Réussir la culture de la lavande à partir de graines

Lancer une parcelle de lavande, c’est choisir entre deux chemins : semer des graines ou miser sur les boutures. Chaque option impose ses règles du jeu, ses contraintes, ses promesses. Pour qui vise une exploitation à grande échelle, les graines affichent un coût imbattable, l’achat de milliers de tiges fraîches grève vite un budget. Mais l’économie s’accompagne d’aléas : patience obligatoire, risque de variation entre les plantes, gestion stricte pour espérer une homogénéité sur le terrain. À l’inverse, les boutures coûtent plus cher, mais garantissent une uniformité appréciable et une mise en place accélérée dans les champs.
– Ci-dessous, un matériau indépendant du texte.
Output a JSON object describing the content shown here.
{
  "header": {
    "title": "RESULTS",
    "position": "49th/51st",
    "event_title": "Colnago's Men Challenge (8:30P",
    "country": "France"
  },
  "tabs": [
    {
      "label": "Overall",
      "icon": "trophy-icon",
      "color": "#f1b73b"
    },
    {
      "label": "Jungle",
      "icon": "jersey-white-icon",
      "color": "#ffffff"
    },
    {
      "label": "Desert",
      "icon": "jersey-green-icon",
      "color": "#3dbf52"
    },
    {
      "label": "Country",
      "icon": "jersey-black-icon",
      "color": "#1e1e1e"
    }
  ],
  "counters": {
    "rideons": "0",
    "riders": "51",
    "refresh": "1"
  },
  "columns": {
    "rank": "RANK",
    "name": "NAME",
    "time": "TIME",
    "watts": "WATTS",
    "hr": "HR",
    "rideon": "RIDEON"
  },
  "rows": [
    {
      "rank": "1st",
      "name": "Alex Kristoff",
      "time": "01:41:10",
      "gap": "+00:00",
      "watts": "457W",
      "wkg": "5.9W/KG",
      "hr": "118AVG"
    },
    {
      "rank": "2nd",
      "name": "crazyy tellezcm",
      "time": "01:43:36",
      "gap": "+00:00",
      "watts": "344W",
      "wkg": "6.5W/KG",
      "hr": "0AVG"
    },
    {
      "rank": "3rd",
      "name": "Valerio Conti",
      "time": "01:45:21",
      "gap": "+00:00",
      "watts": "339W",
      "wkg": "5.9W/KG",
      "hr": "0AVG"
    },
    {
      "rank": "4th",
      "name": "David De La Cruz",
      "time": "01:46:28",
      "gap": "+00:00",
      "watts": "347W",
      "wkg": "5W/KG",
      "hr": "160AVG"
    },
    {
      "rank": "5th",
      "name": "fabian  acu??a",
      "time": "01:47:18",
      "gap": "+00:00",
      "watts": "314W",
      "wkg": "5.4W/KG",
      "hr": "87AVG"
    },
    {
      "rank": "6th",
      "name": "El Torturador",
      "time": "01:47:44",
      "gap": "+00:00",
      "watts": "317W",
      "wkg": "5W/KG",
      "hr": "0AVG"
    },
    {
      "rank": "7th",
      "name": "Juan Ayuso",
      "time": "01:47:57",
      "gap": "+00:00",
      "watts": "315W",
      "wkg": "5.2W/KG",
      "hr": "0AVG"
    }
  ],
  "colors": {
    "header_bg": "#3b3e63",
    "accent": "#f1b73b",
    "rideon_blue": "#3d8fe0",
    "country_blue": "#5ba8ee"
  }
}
Cultiver la lavande à partir de graines

Un gramme de graines de lavande, c’est en moyenne 1100 graines. Sur le papier, de quoi voir loin. Mais dans les faits, seuls 20 à 25 % de ces graines donneront une plante à fleurs viable, apte à être repiquée dehors. Pour obtenir 10 000 plants, il faudra compter sur environ 50 grammes de semences. À l’échelle de 0,1 hectare (soit 1000 m²), prévoyez entre 28 et 56 grammes selon vos objectifs et le taux de réussite.
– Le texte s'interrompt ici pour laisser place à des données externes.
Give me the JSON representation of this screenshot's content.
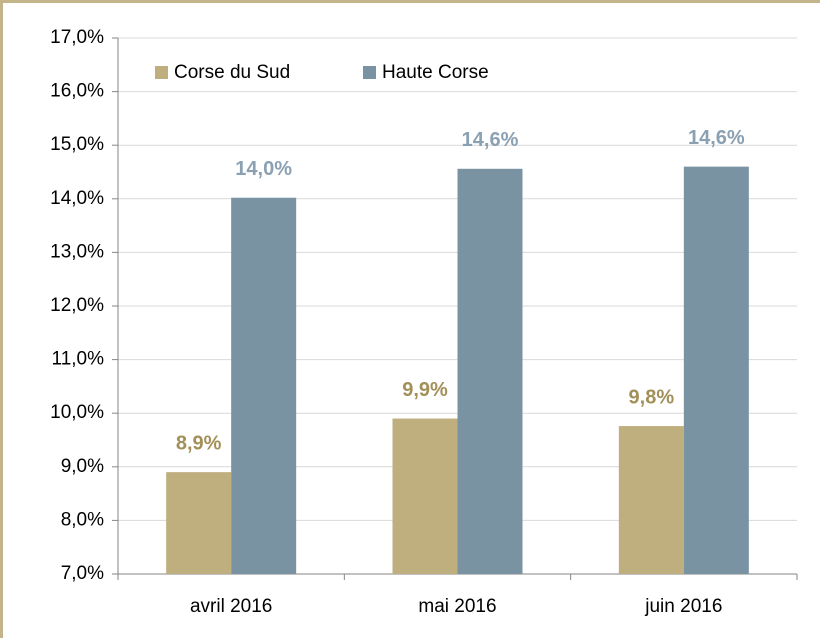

Pour ceux qui optent pour des pots individuels, il est recommandé de placer trois à quatre graines par pot, histoire de maximiser les chances. Le semis démarre en intérieur, en fin d’hiver. On utilise un terreau de qualité, que l’on répartit dans les pots ou sur le lit de semences. Beaucoup de producteurs mélangent les graines avec du sable fin pour faciliter la répartition. Le mélange est déposé à la surface du sol, recouvert d’une fine couche de terre. Il est inutile de semer en profondeur : à cinq centimètres, rien ne germera. Ici, la lumière directe est indispensable, quelques heures de soleil, ou une exposition plein sud près d’une fenêtre, voire sous serre. La température idéale avoisine les 20°C.

Si, après trois semaines, les graines restent dormantes, il est possible de baisser la température à 5-10°C pendant une semaine pour stimuler la levée. L’arrosage se fait avec modération : trop d’humidité favorise les champignons et compromet la germination. L’émergence des jeunes pousses réclame de deux semaines à un mois, période durant laquelle elles ont besoin d’une forte luminosité, naturelle ou artificielle si nécessaire. On ne repique que lorsque les jeunes plants montrent un système racinaire solide, garant d’une bonne reprise au champ.

Enlèvement des plantations et nombre de plantes de lavande par hectare

Que les plants proviennent de graines ou de boutures, leur disposition suit généralement les mêmes règles. On espace chaque plant de 40 à 65 cm selon la variété, tandis que les rangs se tiennent à 120-150 cm les uns des autres. Ce schéma permet de compter entre 18 000 et 22 000 pieds par hectare, rappel utile : un hectare équivaut à 10 000 m².

En altitude, la densité de plantation augmente, formant un rempart naturel contre les rafales. En zone humide, il vaut mieux privilégier des espacements plus larges, aussi bien entre les plants qu’entre les rangs. Cet agencement limite la propagation des maladies fongiques et favorise la circulation de l’air. La lavande exige ces ajustements, selon le climat et la topographie, afin d’exprimer tout son potentiel.

Pour qui rêve de champs violets à perte de vue, ces choix déterminent la réussite de la culture. Entre gestion attentive et adaptation à la moindre variation, la lavande ne laisse rien au hasard. Et quand, au bout de l’attente, les premiers massifs s’épanouissent, c’est tout un paysage qui change de visage.